DeLuke is now 20-years-old and his experience with cancer has changed the way he lives his life. “I take more precautions in my life, I think..I’m a huge advocate of sunscreening and not being in the sun too long,” he said.
DeLuke is not alone when it comes to suffering from melanoma at the hands of a tanning bed, as “The numbers are striking—hundreds of thousands of cancers each year are attributed to tanning beds,’’ senior study author Dr. Eleni Linos, assistant professor of dermatology at the University of California—San Francisco, said in a written statement, according to a CBS news story. In the state of New Hampshire, no person under age 18 is allowed to use a tanning bed without parent or guardian permission. Any person under age 14 is not permitted to use a tanning bed unless given permission from a physician.
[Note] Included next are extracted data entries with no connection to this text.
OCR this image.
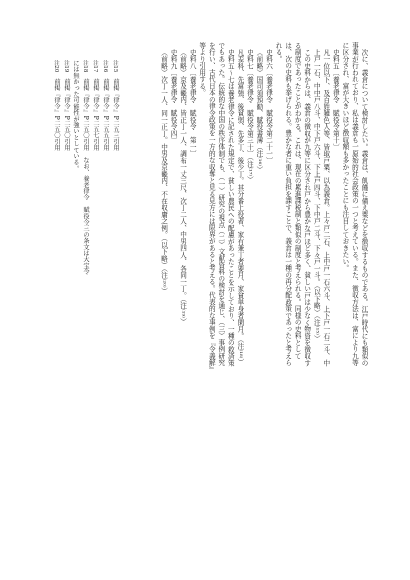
次に、義倉について検討したい。義倉は、飢饉に備え粟などを徴収するものである。江戸時代にも類似の事業が行われており、私は義倉も一原始的社会政策の一つと考えている。また、徴収方法は、富により九等に区分され、富が大きいほど徴収額も多かったことにも注目しておきたい。

史料五〔養老律令　賦役令第十〕

凡一位以下、及百姓雑色人等、皆取戸粟、以為義倉。上々戸二石、上中戸一石六斗、上下戸一石二斗、中上戸一石、中中戸八斗、中下戸六斗、下上戸四斗、下中戸二斗、下々戸一斗。（以下略）（注⁽¹⁵⁾）

この史料からは、義倉の徴収が九等に区分され戸から豊かな戸ほど多く、貧しい戸は少なく物資を徴収する制度であったことがわかる。これは、現在の累進課税制と類似の制度と考えられる。同様の史料としては、次の史料も挙げられる。豊かな者に重い負担を課すことで、義倉は一種の再分配政策であったと考えられる。

史料六〔養老律令　賦役令第二十一〕

（前略）国司須預勧、賦役書簿（注⁽¹⁶⁾）

史料七〔養老律令　賦役令第三十〕（注⁽¹⁷⁾）

凡差科、先富強、後貧弱、先多丁、後少丁。其分番上役者、家有兼丁者要月、家貧単身者閑月。（注⁽¹⁸⁾）

史料五〜七は養老律令に記された規定で、貧しい農民への配慮があったことを示しており、一種の救済策でもあった。伝統的な中国の秩序体制でも、（一）研究の視点（二）文献資料の検討を通じ、（三）事例研究を行い、古代日本の律令政策を一方的な収奪と見る見方には限界があると考える。代表的な事例を『令義解』等より引用する。

史料八〔養老律令　賦役令　第一〕

（前略）京及畿内、皆正丁一人、調布一丈三尺、次丁二人、中男四人、各同一丁。（注⁽¹⁹⁾）

史料九〔養老律令　賦役令四〕

（前略）次丁一人、同一正丁。中男及京畿内、不在収庸之例。（以下略）（注⁽²⁰⁾）

注15　前掲『律令』P二五三引用
注16　前掲『律令』P二五五引用
注17　前掲『律令』P二五七引用
注18　前掲『律令』P二五〇引用　なお、養老律令　賦役令三の条文は大宝令には無かった可能性が強いとしている。
注19　前掲『律令』P二五〇引用
注20　前掲『律令』P二五〇引用
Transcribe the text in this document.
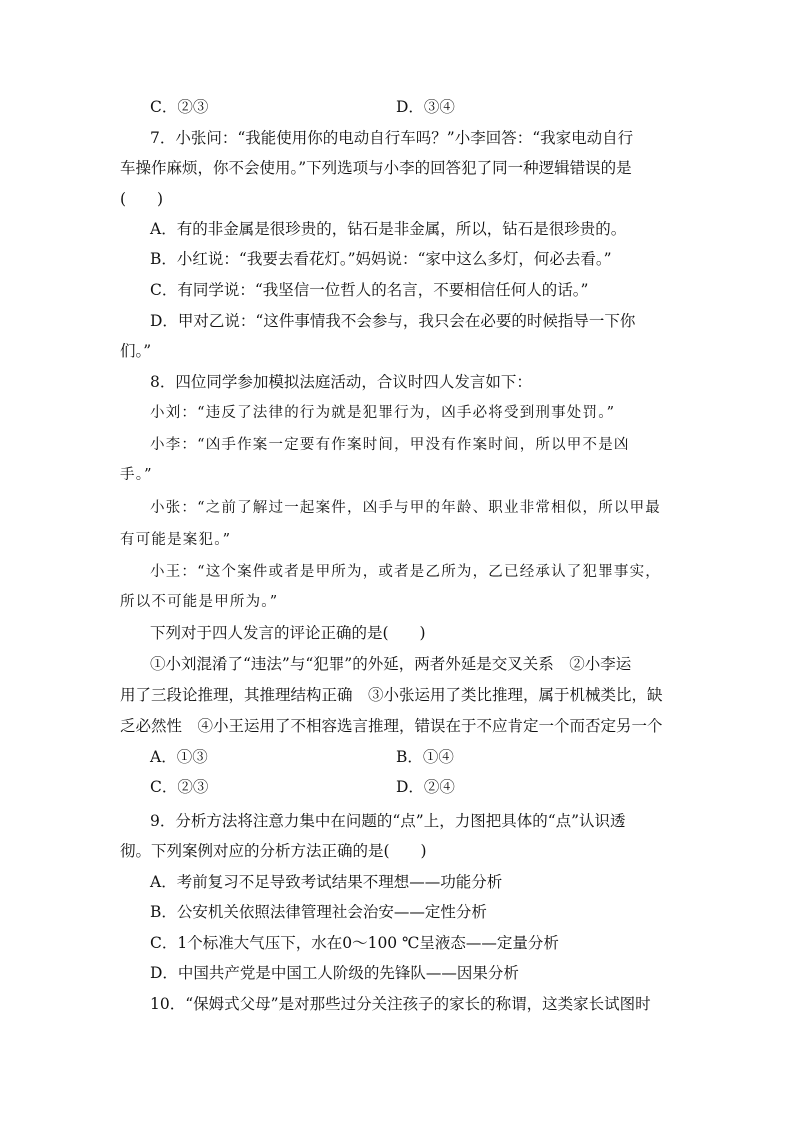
C．②③	D．③④
7．小张问：“我能使用你的电动自行车吗？”小李回答：“我家电动自行
车操作麻烦，你不会使用。”下列选项与小李的回答犯了同一种逻辑错误的是
(　　)
A．有的非金属是很珍贵的，钻石是非金属，所以，钻石是很珍贵的。
B．小红说：“我要去看花灯。”妈妈说：“家中这么多灯，何必去看。”
C．有同学说：“我坚信一位哲人的名言，不要相信任何人的话。”
D．甲对乙说：“这件事情我不会参与，我只会在必要的时候指导一下你
们。”
8．四位同学参加模拟法庭活动，合议时四人发言如下：
小刘：“违反了法律的行为就是犯罪行为，凶手必将受到刑事处罚。”
小李：“凶手作案一定要有作案时间，甲没有作案时间，所以甲不是凶
手。”
小张：“之前了解过一起案件，凶手与甲的年龄、职业非常相似，所以甲最
有可能是案犯。”
小王：“这个案件或者是甲所为，或者是乙所为，乙已经承认了犯罪事实，
所以不可能是甲所为。”
下列对于四人发言的评论正确的是(　　)
①小刘混淆了“违法”与“犯罪”的外延，两者外延是交叉关系　②小李运
用了三段论推理，其推理结构正确　③小张运用了类比推理，属于机械类比，缺
乏必然性　④小王运用了不相容选言推理，错误在于不应肯定一个而否定另一个
A．①③	B．①④
C．②③	D．②④
9．分析方法将注意力集中在问题的“点”上，力图把具体的“点”认识透
彻。下列案例对应的分析方法正确的是(　　)
A．考前复习不足导致考试结果不理想——功能分析
B．公安机关依照法律管理社会治安——定性分析
C．1个标准大气压下，水在0～100 ℃呈液态——定量分析
D．中国共产党是中国工人阶级的先锋队——因果分析
10．“保姆式父母”是对那些过分关注孩子的家长的称谓，这类家长试图时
According to Dr. James Nickerson, an Oncologist at the Cheshire Medical Center, Kingsbury Pavilion, most young people don’t look down the road concerning their health. DeLuke considers himself lucky he said, “It wasn’t as bad as it could have been, but it still left a pretty nasty scar and was a pretty serious experience for me at eighteen [years old].” DeLuke now has to visit his dermatologist every two months for a full body check. The visits have become routine for him and he always hopes for the best. Throughout the entire experience and all the tears and pain ,DeLuke said, “It never crossed my mind throughout the entire thing that it would be fatal.”